Together, we used to walk to the little shop in our little neighbourhood to get groceries in bulk. Always in bulk. Not sure why. Probably a habit from back when he lived in a tiny village in the middle of Anatolia. Little to live by, tough life. Now, in Istanbul, he would still buy flour and sugar in at least 10kg bags, sometimes more. I always pretended that the bags were not heavy, that I could handle them. And somehow I did, too. I would try handing him the lighter bags, mostly containing our chocolates, candies and wafers. (I think watching Niklaas as a child had a formative (traumatic?) effect on me and made me overly sensitive when it came to old, fragile men.)
He rarely went out otherwise. Only for Friday prayers at the mosque. I would give him his cane and then watch him from the balcony until he disappeared around the corner. I don’t carry a photograph of him, I don’t need one, but this is on my phone and I look at it at intervals. The same round white head and his beard looking from behind just like this. An instant cheer-me-up 🙂

He was my biggest cheerleader, constantly repeating that I could become anything if I studied hard, even prime minister. (At that time, Turkey had its first female prime minister). The things I crafted were always beautiful, the things I baked always delicious, and the things I did always kind / generous. His favourite childhood memory of me that he repeated often was when he took me to the shop and I, not yet able to speak, pointed out the things I wanted, then pointed at them for another round and said my sister’s name. In his eyes, this was a definite sign of a kind heart. I would think it was a sign of a child who didn’t want to share.
He only drank sugary water. Or rather watery sugar: half cup sugar, half cup water. Can you imagine? Apparently, years ago, a doctor prescribed him sugar for an ailment and boy did he make the most of it.
He was very attached to his Ossetian heritage, his grandfather being the one who immigrated to the then Ottoman Empire from Ossetia. He would teach me things like how to hold a glass for a guest, where/how to wait for the glass while the guest drank, and so on. Every little detail could/would suggest something, had significance and showing respect to guests, especially the elderly, was and is a very important part of our culture. Being the rebel that I am, I would question and challenge many of the customs and we would discuss their merits at length. Looking back, I think it was from these discussions that I learned that the way you interact with others is more about you than the others. It doesn’t matter if a person deserves respect, what kind of person do you want to be? A respectful person, or not? It doesn’t matter if a person rather deserves a swear word or two, what kind of person do you want to be? Someone who swears or someone who can keep their cool, isn’t easily agitated?
Most of the days, after school and on weekends, you could find us two in the living room. Him lying on one sofa, me lying on the other. Some kind of candy or chocolate box on the floor between us, watching TV: news, political debates, action movies, and most importantly couple’s figure skating during winter sport season 🙂 He loved watching all winter sports and local movies too, but for me they were either boring or I didn’t like the swearing (no censorship back then) and would leave the room.
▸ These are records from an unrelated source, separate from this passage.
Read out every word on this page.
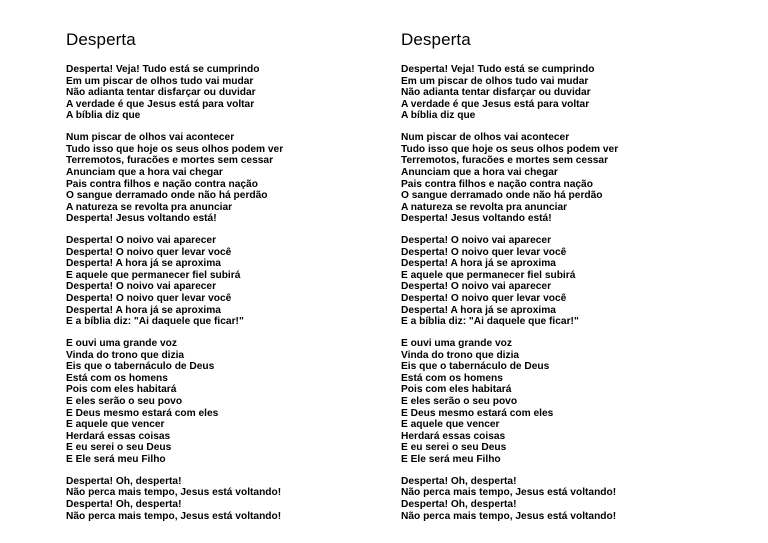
Desperta
Desperta! Veja! Tudo está se cumprindo
Em um piscar de olhos tudo vai mudar
Não adianta tentar disfarçar ou duvidar
A verdade é que Jesus está para voltar
A bíblia diz que
Num piscar de olhos vai acontecer
Tudo isso que hoje os seus olhos podem ver
Terremotos, furacões e mortes sem cessar
Anunciam que a hora vai chegar
Pais contra filhos e nação contra nação
O sangue derramado onde não há perdão
A natureza se revolta pra anunciar
Desperta! Jesus voltando está!
Desperta! O noivo vai aparecer
Desperta! O noivo quer levar você
Desperta! A hora já se aproxima
E aquele que permanecer fiel subirá
Desperta! O noivo vai aparecer
Desperta! O noivo quer levar você
Desperta! A hora já se aproxima
E a bíblia diz: "Ai daquele que ficar!"
E ouvi uma grande voz
Vinda do trono que dizia
Eis que o tabernáculo de Deus
Está com os homens
Pois com eles habitará
E eles serão o seu povo
E Deus mesmo estará com eles
E aquele que vencer
Herdará essas coisas
E eu serei o seu Deus
E Ele será meu Filho
Desperta! Oh, desperta!
Não perca mais tempo, Jesus está voltando!
Desperta! Oh, desperta!
Não perca mais tempo, Jesus está voltando!
Desperta
Desperta! Veja! Tudo está se cumprindo
Em um piscar de olhos tudo vai mudar
Não adianta tentar disfarçar ou duvidar
A verdade é que Jesus está para voltar
A bíblia diz que
Num piscar de olhos vai acontecer
Tudo isso que hoje os seus olhos podem ver
Terremotos, furacões e mortes sem cessar
Anunciam que a hora vai chegar
Pais contra filhos e nação contra nação
O sangue derramado onde não há perdão
A natureza se revolta pra anunciar
Desperta! Jesus voltando está!
Desperta! O noivo vai aparecer
Desperta! O noivo quer levar você
Desperta! A hora já se aproxima
E aquele que permanecer fiel subirá
Desperta! O noivo vai aparecer
Desperta! O noivo quer levar você
Desperta! A hora já se aproxima
E a bíblia diz: "Ai daquele que ficar!"
E ouvi uma grande voz
Vinda do trono que dizia
Eis que o tabernáculo de Deus
Está com os homens
Pois com eles habitará
E eles serão o seu povo
E Deus mesmo estará com eles
E aquele que vencer
Herdará essas coisas
E eu serei o seu Deus
E Ele será meu Filho
Desperta! Oh, desperta!
Não perca mais tempo, Jesus está voltando!
Desperta! Oh, desperta!
Não perca mais tempo, Jesus está voltando!
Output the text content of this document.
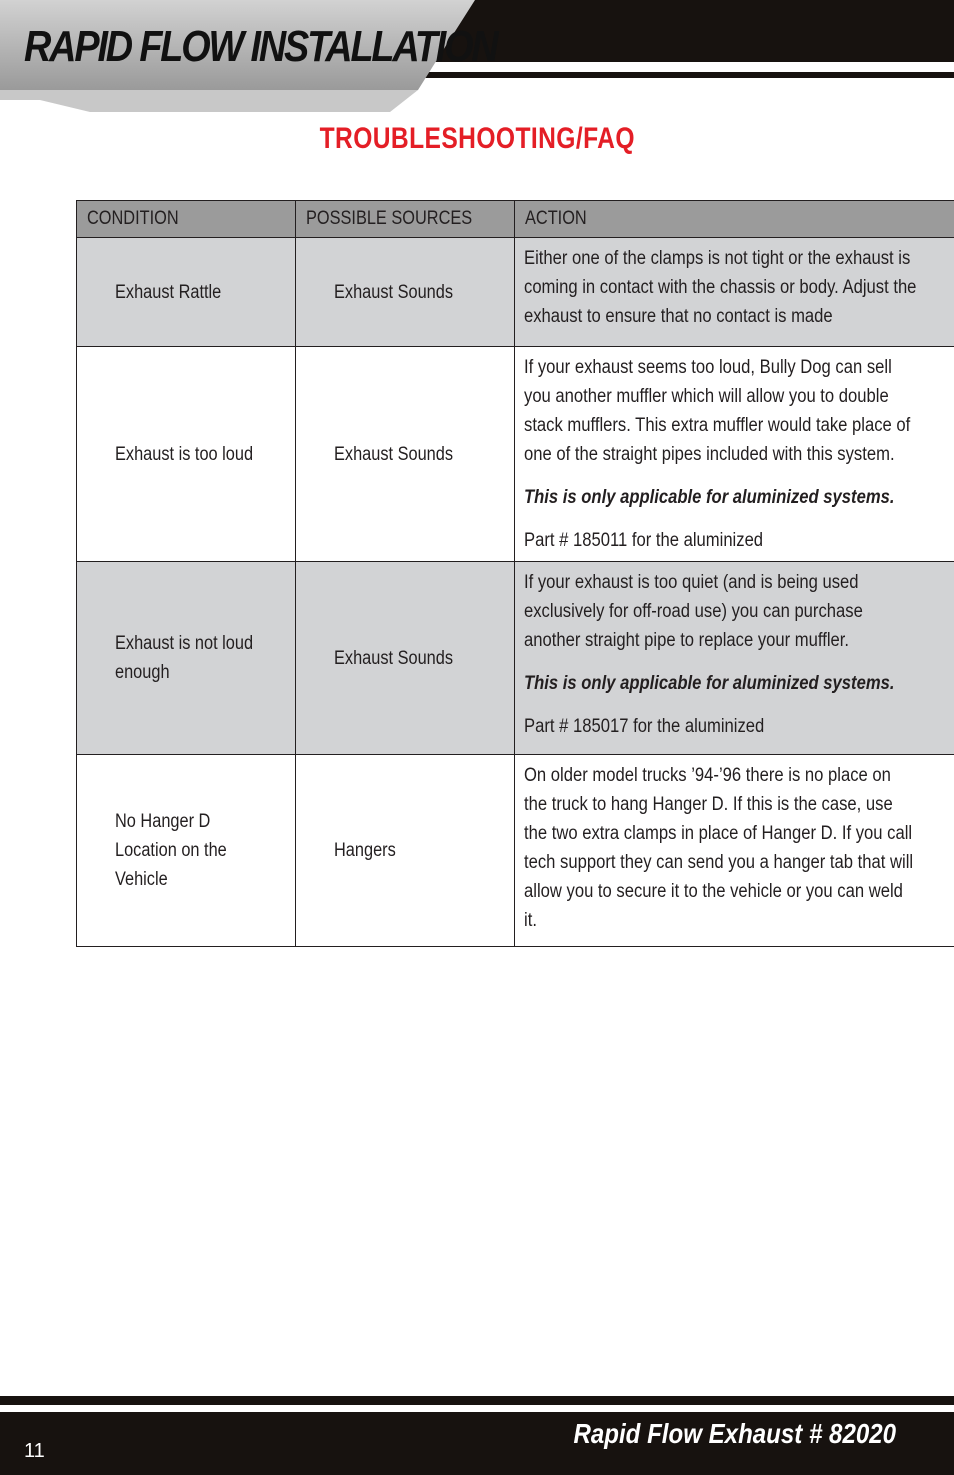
RAPID FLOW INSTALLATION
TROUBLESHOOTING/FAQ
CONDITION	POSSIBLE SOURCES	ACTION

Exhaust Rattle	Exhaust Sounds	Either one of the clamps is not tight or the exhaust is coming in contact with the chassis or body. Adjust the exhaust to ensure that no contact is made

Exhaust is too loud	Exhaust Sounds	If your exhaust seems too loud, Bully Dog can sell you another muffler which will allow you to double stack mufflers. This extra muffler would take place of one of the straight pipes included with this system.

This is only applicable for aluminized systems.

Part # 185011 for the aluminized

Exhaust is not loud enough	Exhaust Sounds	If your exhaust is too quiet (and is being used exclusively for off-road use) you can purchase another straight pipe to replace your muffler.

This is only applicable for aluminized systems.

Part # 185017 for the aluminized

No Hanger D Location on the Vehicle	Hangers	On older model trucks ’94-’96 there is no place on the truck to hang Hanger D. If this is the case, use the two extra clamps in place of Hanger D. If you call tech support they can send you a hanger tab that will allow you to secure it to the vehicle or you can weld it.

11
Rapid Flow Exhaust # 82020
Always feeling guilty to leave him alone. (No idea why I was being so dramatic? Again, I blame Niklaas).
To this day, when I feel overwhelmed or sad, I see him in a dream, hug him tightly, start crying and wake up crying. For someone who rarely cries, these encounters always make me feel somehow better.
That is why, Craig’s anecdote got me and that is why I can’t listen to this song from an Austrian band any longer either2.